Introduction to Climate Change
8. Prelude to Kyoto
In 1995, the IPCC released a report that was one of the most significant milestones in the development of the climate change regime. For the first time, the IPCC formally reported a consensus among scientists that "the balance of evidence suggests that there is a discernible human influence on global climate." This conclusion sparked considerable debate, pitting the great majority of atmospheric scientists and environmentalists who endorsed the IPCC report, against a small but vocal group of "greenhouse skeptics" funded substantially by the fossil fuel industry.
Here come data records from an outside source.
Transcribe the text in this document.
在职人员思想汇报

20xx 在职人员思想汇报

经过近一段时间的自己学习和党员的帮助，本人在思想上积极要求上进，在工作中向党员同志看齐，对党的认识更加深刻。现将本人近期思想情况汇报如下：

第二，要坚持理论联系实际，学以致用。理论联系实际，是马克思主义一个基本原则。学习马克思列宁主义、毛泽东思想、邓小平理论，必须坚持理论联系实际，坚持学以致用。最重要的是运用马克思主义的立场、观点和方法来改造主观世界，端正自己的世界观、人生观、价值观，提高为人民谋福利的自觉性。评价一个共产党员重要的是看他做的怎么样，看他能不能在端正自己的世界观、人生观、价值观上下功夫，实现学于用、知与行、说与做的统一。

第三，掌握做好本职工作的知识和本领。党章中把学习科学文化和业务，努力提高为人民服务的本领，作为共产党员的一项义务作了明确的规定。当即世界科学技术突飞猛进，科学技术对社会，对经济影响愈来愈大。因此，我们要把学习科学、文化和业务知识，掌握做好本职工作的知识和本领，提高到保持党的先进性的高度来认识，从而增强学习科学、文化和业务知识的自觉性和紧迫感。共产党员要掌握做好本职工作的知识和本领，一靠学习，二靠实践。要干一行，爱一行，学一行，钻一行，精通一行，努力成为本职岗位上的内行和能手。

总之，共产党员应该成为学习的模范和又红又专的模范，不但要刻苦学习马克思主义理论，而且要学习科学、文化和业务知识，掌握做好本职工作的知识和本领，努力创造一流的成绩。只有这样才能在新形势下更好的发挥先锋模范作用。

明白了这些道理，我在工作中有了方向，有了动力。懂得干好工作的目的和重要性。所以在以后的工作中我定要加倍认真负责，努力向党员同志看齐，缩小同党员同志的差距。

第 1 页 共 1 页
At Berlin, the United States continued its lack of clear commitment to any target or timetable, although this position was an increasingly isolated one. Finally, in part because of the findings in the 1995 IPCC Report and because of growing public pressure, the United States surprised climate negotiators by announcing for the first time that it would support binding targets and timetables for greenhouse gas emissions. President Clinton announced at the five year anniversary of the Earth Summit (June 1997) that he would use the six months remaining before Kyoto to educate the American public about the need for greenhouse gas reductions.
The Clinton Administration announced its long awaited policy on October 22, 1997. The U.S. position proposed a binding target of stabilizing emissions at 1990 levels by the year 2008 to 2012, and further unspecified reductions by the year 2017. To meet these targets, the President outlined a program of $5 billion in tax and other incentives to spur energy efficiency technologies; endorsed the concept of an international pollution trading system that would allow for reduced costs of compliance; and emphasized the restructuring of the electric industry concurrent to deregulation (a process that was already beginning).